深夜に徘徊する少年の話を聞いてあげる警察官の優しさにつけ入る残忍な犯行だったが、平はすぐに手配され同日中にあっさりと逮捕されている。
実はこの時、平より先に近くの未亡人が被害者の巡査に身の上相談をしていたが、この時に平が訪れ、未亡人は当直室に身を潜め二人の会話を隙間から覗いていたが、その後に物音とうめき声がして、怖くなり押し入れの中に隠れた。
平が逃走後に未亡人がすぐに通報し、その頃にはタクシー運転手の遺体も発見され、平が知人の家に顔を出した所を通報で駆けつけた警官にあっさりと逮捕された。連行される際の群衆に取り囲まれている写真が掲載されている。
【昭和36年6月1日熊本日日新聞】
【週刊サンケイ61.6】

犯行動機

平には好意を寄せていた喫茶店勤務の年上の女性がいた。この女性には結婚前提の交際相手がいて、平は相手にされておらず、喫茶店に何度も電話したり、何日も通いコーヒー一杯で何時間も粘ったりしていた。高額なステレオを購入しプレゼントまでした。
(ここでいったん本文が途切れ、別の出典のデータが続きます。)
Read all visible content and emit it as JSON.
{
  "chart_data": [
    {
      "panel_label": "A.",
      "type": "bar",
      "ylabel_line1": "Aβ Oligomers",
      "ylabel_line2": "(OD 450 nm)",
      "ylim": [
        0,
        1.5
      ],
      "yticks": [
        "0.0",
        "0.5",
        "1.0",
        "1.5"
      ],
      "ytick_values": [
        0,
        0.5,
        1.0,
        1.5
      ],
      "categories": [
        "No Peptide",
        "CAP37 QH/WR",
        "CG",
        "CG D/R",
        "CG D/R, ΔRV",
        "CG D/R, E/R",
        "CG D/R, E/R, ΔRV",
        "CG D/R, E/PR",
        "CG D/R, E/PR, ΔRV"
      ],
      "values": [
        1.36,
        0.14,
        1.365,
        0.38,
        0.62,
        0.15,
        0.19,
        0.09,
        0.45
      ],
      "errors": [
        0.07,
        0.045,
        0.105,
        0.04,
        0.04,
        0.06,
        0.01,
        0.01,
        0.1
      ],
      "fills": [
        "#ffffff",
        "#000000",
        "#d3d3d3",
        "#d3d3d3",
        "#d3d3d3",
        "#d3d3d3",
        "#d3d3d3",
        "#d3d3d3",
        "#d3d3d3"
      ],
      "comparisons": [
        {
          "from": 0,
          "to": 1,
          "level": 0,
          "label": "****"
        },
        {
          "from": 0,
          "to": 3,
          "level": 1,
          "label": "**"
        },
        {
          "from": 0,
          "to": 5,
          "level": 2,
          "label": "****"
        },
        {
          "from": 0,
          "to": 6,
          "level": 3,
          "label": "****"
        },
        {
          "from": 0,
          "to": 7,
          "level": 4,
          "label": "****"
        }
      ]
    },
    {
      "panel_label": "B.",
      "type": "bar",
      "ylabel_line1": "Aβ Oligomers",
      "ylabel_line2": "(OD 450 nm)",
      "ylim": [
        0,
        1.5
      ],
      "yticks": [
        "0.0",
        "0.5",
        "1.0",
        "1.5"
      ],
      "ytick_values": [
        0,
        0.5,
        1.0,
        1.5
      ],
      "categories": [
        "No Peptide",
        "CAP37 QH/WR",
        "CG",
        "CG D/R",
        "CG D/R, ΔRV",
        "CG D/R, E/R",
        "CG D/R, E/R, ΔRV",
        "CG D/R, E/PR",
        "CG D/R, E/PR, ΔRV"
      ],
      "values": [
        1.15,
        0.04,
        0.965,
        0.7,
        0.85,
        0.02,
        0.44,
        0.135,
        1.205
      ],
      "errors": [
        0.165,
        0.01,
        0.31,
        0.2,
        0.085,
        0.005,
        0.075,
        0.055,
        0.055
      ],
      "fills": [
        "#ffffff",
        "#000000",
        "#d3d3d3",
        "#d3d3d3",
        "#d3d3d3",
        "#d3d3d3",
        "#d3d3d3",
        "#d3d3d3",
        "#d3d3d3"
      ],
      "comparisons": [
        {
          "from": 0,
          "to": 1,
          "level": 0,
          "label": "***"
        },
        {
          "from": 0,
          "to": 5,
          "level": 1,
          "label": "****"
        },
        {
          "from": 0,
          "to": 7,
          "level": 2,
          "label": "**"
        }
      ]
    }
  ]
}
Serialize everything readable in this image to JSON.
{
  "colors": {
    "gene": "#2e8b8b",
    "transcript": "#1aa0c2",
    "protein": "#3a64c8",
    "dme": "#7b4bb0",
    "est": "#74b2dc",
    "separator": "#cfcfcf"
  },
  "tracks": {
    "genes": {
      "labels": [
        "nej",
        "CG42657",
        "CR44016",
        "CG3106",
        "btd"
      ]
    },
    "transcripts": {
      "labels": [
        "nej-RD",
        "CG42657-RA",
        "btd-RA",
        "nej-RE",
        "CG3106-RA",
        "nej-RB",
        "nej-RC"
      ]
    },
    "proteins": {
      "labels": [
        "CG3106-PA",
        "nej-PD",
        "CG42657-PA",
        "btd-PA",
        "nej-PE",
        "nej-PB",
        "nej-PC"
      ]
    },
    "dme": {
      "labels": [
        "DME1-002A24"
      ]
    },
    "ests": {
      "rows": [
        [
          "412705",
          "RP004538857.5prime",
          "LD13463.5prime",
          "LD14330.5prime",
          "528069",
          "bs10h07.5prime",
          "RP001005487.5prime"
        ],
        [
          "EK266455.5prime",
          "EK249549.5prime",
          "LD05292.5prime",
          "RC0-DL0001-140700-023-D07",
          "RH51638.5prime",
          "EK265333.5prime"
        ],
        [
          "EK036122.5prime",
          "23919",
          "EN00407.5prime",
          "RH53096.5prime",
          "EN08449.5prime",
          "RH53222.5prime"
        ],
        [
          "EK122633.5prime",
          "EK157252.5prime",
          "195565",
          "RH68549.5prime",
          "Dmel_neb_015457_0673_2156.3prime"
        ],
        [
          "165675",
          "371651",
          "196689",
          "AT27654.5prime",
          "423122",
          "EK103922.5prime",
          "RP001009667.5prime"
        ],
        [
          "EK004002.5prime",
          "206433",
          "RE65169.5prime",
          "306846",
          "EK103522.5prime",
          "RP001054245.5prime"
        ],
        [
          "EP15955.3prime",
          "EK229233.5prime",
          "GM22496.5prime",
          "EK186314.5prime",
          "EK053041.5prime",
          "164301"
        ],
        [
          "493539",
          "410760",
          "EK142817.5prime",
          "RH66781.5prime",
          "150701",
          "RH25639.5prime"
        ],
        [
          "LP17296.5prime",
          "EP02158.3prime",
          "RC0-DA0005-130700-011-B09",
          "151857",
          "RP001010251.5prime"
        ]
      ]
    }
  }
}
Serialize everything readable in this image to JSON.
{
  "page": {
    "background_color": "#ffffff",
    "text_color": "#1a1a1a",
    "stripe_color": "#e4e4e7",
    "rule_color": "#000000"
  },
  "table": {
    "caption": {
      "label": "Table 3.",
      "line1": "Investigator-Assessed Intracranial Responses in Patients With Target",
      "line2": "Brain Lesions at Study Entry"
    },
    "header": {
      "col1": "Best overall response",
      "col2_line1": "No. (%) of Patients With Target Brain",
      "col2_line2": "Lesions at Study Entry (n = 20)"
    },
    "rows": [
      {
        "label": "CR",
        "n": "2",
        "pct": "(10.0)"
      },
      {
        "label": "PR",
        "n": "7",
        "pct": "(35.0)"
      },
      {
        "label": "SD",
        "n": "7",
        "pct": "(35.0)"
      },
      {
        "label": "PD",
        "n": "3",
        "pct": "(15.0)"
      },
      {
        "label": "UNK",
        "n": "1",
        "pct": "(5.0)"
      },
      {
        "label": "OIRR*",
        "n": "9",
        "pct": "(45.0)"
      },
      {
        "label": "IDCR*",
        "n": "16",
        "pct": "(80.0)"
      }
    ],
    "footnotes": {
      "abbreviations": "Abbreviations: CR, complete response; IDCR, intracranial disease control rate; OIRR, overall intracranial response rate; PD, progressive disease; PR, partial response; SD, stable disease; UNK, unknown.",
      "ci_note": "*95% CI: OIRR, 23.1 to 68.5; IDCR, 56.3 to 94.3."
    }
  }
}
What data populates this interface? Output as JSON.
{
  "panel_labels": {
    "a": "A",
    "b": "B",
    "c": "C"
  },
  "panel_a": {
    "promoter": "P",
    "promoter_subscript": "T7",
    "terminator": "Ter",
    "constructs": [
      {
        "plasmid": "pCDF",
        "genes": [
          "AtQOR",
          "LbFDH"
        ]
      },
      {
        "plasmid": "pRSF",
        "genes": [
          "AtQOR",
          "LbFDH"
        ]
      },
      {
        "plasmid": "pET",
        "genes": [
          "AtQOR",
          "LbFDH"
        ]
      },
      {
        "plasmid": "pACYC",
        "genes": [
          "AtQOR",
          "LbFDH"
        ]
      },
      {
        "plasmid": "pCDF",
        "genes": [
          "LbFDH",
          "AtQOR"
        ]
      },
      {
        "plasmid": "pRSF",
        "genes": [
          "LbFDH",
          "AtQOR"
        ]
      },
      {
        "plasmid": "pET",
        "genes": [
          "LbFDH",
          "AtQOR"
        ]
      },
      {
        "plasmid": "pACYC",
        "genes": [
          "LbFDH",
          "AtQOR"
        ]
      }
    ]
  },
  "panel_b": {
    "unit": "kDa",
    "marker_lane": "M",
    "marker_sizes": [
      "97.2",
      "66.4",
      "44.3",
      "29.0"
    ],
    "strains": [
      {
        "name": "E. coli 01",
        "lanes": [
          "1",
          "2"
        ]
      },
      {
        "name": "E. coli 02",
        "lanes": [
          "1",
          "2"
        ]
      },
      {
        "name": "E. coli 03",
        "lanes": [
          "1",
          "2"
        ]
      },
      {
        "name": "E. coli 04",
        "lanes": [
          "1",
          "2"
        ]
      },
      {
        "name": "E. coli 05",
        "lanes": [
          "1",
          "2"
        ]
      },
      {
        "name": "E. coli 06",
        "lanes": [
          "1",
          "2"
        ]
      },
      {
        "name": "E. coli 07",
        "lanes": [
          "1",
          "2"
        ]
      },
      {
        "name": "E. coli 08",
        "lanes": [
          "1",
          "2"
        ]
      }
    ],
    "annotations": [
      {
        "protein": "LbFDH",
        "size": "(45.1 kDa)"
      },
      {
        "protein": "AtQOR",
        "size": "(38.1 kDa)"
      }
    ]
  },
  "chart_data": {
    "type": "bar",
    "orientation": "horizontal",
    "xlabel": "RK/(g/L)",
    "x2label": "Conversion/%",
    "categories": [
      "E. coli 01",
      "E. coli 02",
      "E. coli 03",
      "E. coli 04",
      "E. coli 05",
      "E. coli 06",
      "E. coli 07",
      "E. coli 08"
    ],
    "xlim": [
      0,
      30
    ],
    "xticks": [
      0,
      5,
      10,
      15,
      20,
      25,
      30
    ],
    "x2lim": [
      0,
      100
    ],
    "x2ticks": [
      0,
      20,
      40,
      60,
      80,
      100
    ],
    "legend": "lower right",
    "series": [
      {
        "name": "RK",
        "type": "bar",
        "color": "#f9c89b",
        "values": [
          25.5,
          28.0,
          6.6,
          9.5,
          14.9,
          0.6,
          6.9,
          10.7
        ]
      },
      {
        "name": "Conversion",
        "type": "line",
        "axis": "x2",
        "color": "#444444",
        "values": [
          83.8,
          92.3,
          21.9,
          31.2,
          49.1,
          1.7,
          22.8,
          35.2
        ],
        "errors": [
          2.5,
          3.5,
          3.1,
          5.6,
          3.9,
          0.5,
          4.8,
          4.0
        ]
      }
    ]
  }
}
また平は「しらさぎ」という写真店を開業している。
写真雑誌に『白鷺会』という実態がない会の会員を募り会費で一儲けしようとするもうまく行かず、大手デパートに「バルーンに乗って航空写真をとるから採用してくれ」と営業するも相手にされず、次第に家賃も払えなくなり借金だけが増えていった。前記のステレオ代なども重なりこの借金の埋め合わせと、商売を大きくさせ意中の女性を振り向かせたい事が犯行動機だった。
【昭和36年6月2日熊本日日新聞】

平徹雄という少年

平は取り調べ室での記者との一問一答に(この時代は取り調べ室に記者が入って被疑者に直接取材出来た)
「夜はぐっすり寝れてるよ。いい気分だ」
「人を殺すもネコを殺すも同じだ」
「あんた方は防弾チョッキを着てそうですね」
「みんな本当の俺を知らないだけだ」
などと嘯き、好意を寄せている女性に取調室から15分ほど電話で話をし、満足そうな表情を浮かべたりもしていた。
そんな平は父が事業をし町会議員までしていたが、事業に失敗し傘の修理で生計をたてる暮らしの中で中学時代は生徒会長を務め読書好き(愛読書は我が闘争)で問題なく暮らしていた。
しかし父が強い精神力をつけてほしいと、時には殴るなどのスパルタ教育に反発するように徐々に非行にはしり、高校は本を万引きした事が原因で一年で辞め家出。市内で二つの会社(うち一つが写真店)に住み込みで仕事をしたが内向的な性格からうまくいかずに自身の写真店開業で一儲けしようとした。
平には事件前年の7月に窃盗(万引きの件で不処分)、同年2月に近所の女性を押し倒す婦女暴行未遂の前歴がある。この未遂事件で保護観察処分が決定していたが、手続きの遅れで平は野放し状態だった。
【昭和36年6月1日熊本日日新聞】
【昭和36年6月2日熊本日日新聞】

熊本日日新聞61.6.2

裁判

一審判決理由で事前に青酸カリを購入した計画性や二名殺害の残虐性、前歴二回の非行歴を理由に死刑判決(成人の二日前)
昭和36年9月28日 熊本地裁 死刑
昭和37年6月7日 福岡高裁 控訴棄却
昭和38年5月10日 最高裁上告棄却
昭和38年5月29日 判決訂正申立棄却
【刑集37巻6号】【昭和36年9月28日熊本日日夕】
【昭和37年6月7日朝日新聞西部夕】
【昭和38年5月10日朝日新聞西部夕】【集刑147】

取り調べで書いた手記を最後に紹介する
「愛とは何であるか。死して愛残り、生きて愛を欲す。汝のために生き、汝のために死なん」愛する人への手紙  テツオ
【週刊サンケイ61.6】

死刑執行

平徹雄は昭和44年1月18日に死刑執行された。